1/27/2016- David Lazer (Harvard)- Tools for 21st Century Social Science

Presentation Date: 

Wednesday, January 27, 2016

Abstract: Developments at the intersection of the social sciences, computer science, and the Internet have opened up new vistas for studying social systems. These opportunities often come with substantial start up costs. For example, the Internet enables experiments at larger scale/lower costs than was previously conceivable. However, the start up cost for managing/coding online experiments can still be substantial. I will discuss two data infrastructures that my lab has been working on.  The first is Volunteer Science (www.VolunteerScience.com).
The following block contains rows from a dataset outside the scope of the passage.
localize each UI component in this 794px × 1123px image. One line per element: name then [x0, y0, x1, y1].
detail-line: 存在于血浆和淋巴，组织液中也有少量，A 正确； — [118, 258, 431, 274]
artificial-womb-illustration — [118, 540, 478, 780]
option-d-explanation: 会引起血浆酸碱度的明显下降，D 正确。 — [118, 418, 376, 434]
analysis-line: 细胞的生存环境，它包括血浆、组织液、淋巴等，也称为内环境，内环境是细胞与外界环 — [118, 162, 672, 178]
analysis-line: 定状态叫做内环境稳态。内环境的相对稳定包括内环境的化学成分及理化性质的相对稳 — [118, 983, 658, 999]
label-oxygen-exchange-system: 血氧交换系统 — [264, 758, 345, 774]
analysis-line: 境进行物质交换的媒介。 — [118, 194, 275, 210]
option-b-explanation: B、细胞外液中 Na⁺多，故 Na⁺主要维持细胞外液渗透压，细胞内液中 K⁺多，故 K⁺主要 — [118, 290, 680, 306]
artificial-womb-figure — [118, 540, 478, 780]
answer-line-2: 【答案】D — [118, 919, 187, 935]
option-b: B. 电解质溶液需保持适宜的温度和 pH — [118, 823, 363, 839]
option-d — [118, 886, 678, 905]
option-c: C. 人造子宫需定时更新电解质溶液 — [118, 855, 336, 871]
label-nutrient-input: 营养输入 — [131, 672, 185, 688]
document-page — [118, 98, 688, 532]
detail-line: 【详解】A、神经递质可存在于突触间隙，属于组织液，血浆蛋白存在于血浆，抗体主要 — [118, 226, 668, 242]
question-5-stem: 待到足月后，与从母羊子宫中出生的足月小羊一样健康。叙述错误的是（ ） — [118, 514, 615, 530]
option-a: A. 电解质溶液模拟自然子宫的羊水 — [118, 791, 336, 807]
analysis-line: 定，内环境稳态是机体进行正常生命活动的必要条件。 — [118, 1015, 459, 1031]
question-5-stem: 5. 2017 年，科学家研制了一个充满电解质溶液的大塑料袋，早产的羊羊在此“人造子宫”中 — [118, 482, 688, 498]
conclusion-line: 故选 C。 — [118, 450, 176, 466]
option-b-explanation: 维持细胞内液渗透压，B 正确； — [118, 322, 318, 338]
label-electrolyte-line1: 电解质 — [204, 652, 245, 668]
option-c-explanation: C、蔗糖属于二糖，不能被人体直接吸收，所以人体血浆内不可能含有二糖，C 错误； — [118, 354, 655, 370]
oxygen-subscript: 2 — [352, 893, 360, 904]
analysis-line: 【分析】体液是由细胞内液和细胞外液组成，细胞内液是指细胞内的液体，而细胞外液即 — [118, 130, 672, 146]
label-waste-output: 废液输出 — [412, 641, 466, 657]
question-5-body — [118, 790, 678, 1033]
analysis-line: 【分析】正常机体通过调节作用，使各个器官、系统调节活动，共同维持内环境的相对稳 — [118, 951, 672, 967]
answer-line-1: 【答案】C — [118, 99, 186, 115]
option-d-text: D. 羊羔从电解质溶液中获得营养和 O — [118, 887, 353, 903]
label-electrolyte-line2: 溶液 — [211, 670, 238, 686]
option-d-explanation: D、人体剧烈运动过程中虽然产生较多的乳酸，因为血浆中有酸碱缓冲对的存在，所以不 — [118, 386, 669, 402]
Volunteer Science is a platform which enables easy management of online experiments, integrates with existing infrastructures, such as Qualitrix and Mechanical Turk, and reduces coding overhead for experiments that require synchronous communication amongst groups. It also offers a large, international, volunteer sample of subjects.  The second infrastructure is an open, disambiguated version of political contribution (FEC) data. Political contribution data are incredibly rich and complex, spanning 36 years, with geographic, occupational, temporal, and employment information.  However, their scale and their messiness—most notably, absence of unique identifiers for individuals—have impeded scientific progress. We will be offering an open methodology (as well as a published data set with unique identifiers—with early access to seminar attendees) for disambiguating political contribution data, which I will outline in this talk.